ZIMBABWE’S largest beverage maker, Delta Corporation, says disparities in the exchange rate and lack of clarity in the legislation relating to currency of payment of certain taxes have created uncertainties in the business.

Company secretary Faith Musinga said the operating environment remained challenging for the group.

“The Zimbabwean operating environment remains complex and challenging. The focus will be on business continuity in the face of rapid policy changes, rising global and local inflation and the uncertainties posed by the COVID-19 pandemic. The country will require additional foreign currency to fund the cereals deficit arising from mid-season drought,” she said in the latest trading update.

“The disparities in the exchange rate prevailing in Zimbabwe and lack of clarity in the legislation relating to currency of payment of certain taxes create significant uncertainties and business risks. The business remains poised to exploit opportunities from activities that generate aggregate demand such as infrastructure development projects, mining activities and diaspora remittances.”

Musinga said the group was undertaking an ambitious recapitalisation programme to address capacity gaps and improve customer service.

She said consumer spending remained high reflecting the velocity of the local currency and spurred by increased mining activity, infrastructure projects, marketing of commercial crops and payment of wages and salaries in foreign currency. Demand is, however, being constrained by low disposable incomes in certain consumer groups.

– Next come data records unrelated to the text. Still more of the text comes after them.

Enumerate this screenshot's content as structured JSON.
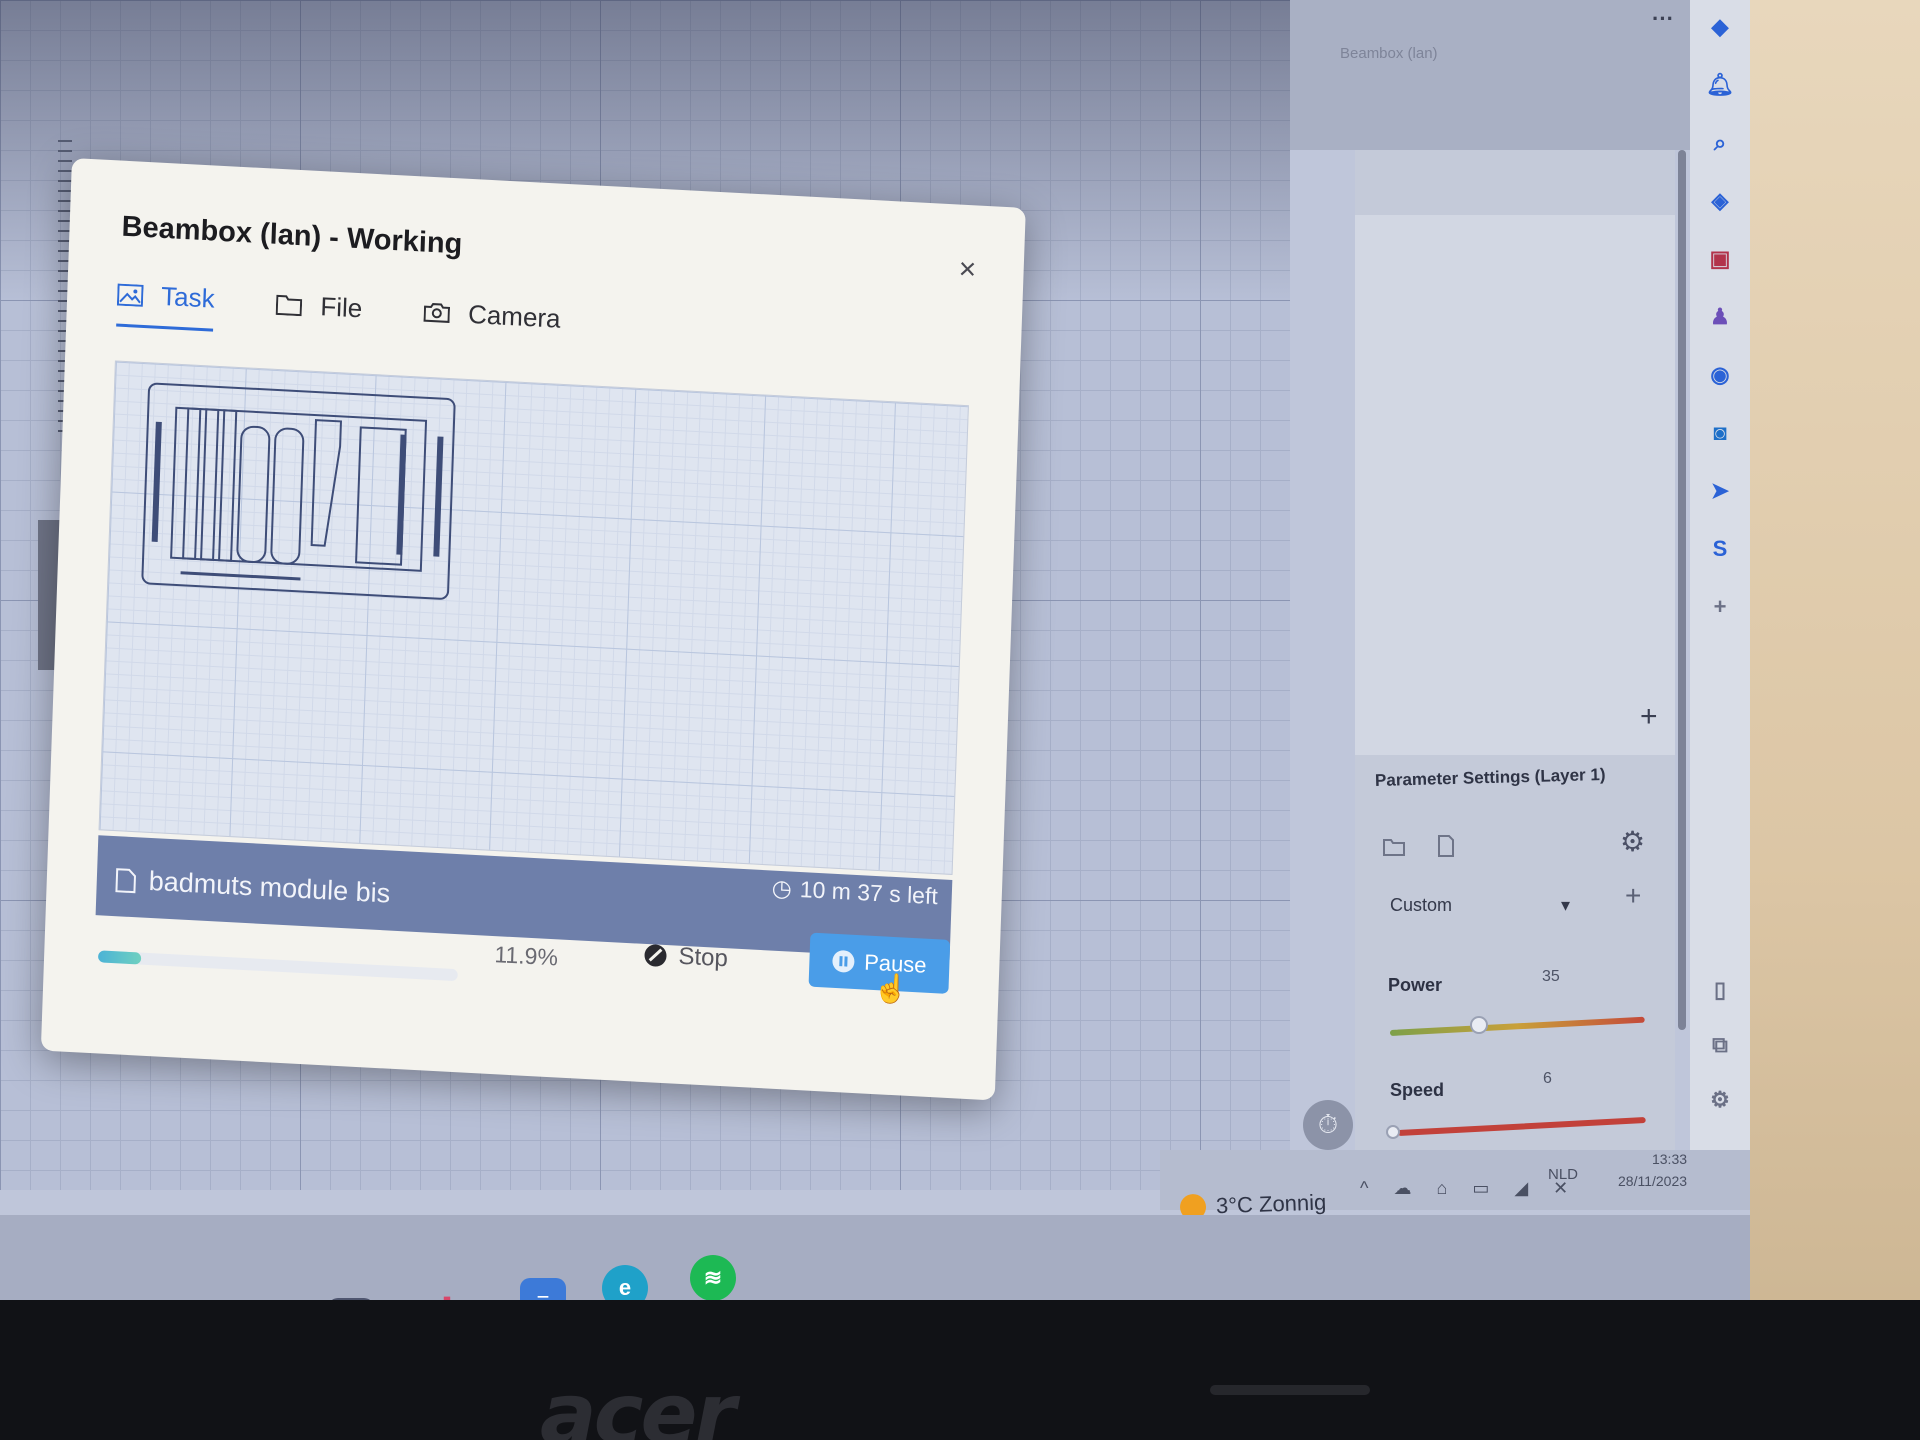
{
  "dialog": {
    "title": "Beambox (lan) - Working",
    "close_label": "×",
    "tabs": [
      {
        "label": "Task",
        "icon": "image-icon",
        "active": true
      },
      {
        "label": "File",
        "icon": "folder-icon",
        "active": false
      },
      {
        "label": "Camera",
        "icon": "camera-icon",
        "active": false
      }
    ],
    "job": {
      "file_name": "badmuts module bis",
      "time_left": "10 m 37 s left",
      "progress_text": "11.9%",
      "progress_fraction": 0.119
    },
    "buttons": {
      "stop_label": "Stop",
      "pause_label": "Pause"
    }
  },
  "app": {
    "window_title": "Beambox (lan)",
    "param_settings": {
      "title": "Parameter Settings (Layer 1)",
      "preset": "Custom",
      "power_label": "Power",
      "power_value": "35",
      "speed_label": "Speed",
      "speed_value": "6"
    }
  },
  "taskbar": {
    "weather": "3°C Zonnig",
    "language": "NLD",
    "time": "13:33",
    "date": "28/11/2023"
  },
  "device": {
    "brand": "acer"
  },
  "colors": {
    "accent": "#2e6bd8",
    "pause_button": "#4a9de8",
    "job_bar": "#6e7faa"
  }
}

Lager beer volume posted a 19% increase for the quarter compared to prior year. The volume recovery is underpinned by improved supply of brands and packs which have benefited from the injection of returnable glass.

“There are intermittent supply gaps arising from the limited packaging capacity ahead of the installation of a new plant in early 2023,” Musinga said.

Sorghum beer volume in Zimbabwe grew by 14% for the quarter compared to the prior year, driven by the standard Chibuku (Scud) product.

Volumes at Natbrew Zambia remains under pressure, declining 9% for the quarter, in the aftermath of the price increases implemented in January 2022 in response to the hike in excise duty.

There were signs of recovery, which will be assisted by the broadening of the product offering, revamping of the route to market and export of Chibuku Super into the region, Musinga said.

United National Breweries South Africa recorded a volume growth of 13% for the quarter despite setbacks from adverse weather in some markets.

Sparkling beverages volume grew by 32% for the quarter and continue to recover market share. The category has benefited from consistent product supply and an expanded pack and flavour offering.

African Distillers Limited volumes grew by 18% for the quarter. The supply of ciders has since stabilised, after the shortage of glass bottles in the last quarter.

The business continues to benefit from the local production of some key brands.

In the Zambian market, consumer demand remains constrained although the economy is showing signs of recovery as evidenced by a stable exchange rate and declining inflation.

Schweppes Holdings Africa Limited recorded 9% in volume growth for the quarter, which was constrained by a shortage of fruit juices for the flagship Mazoe Orange Crush.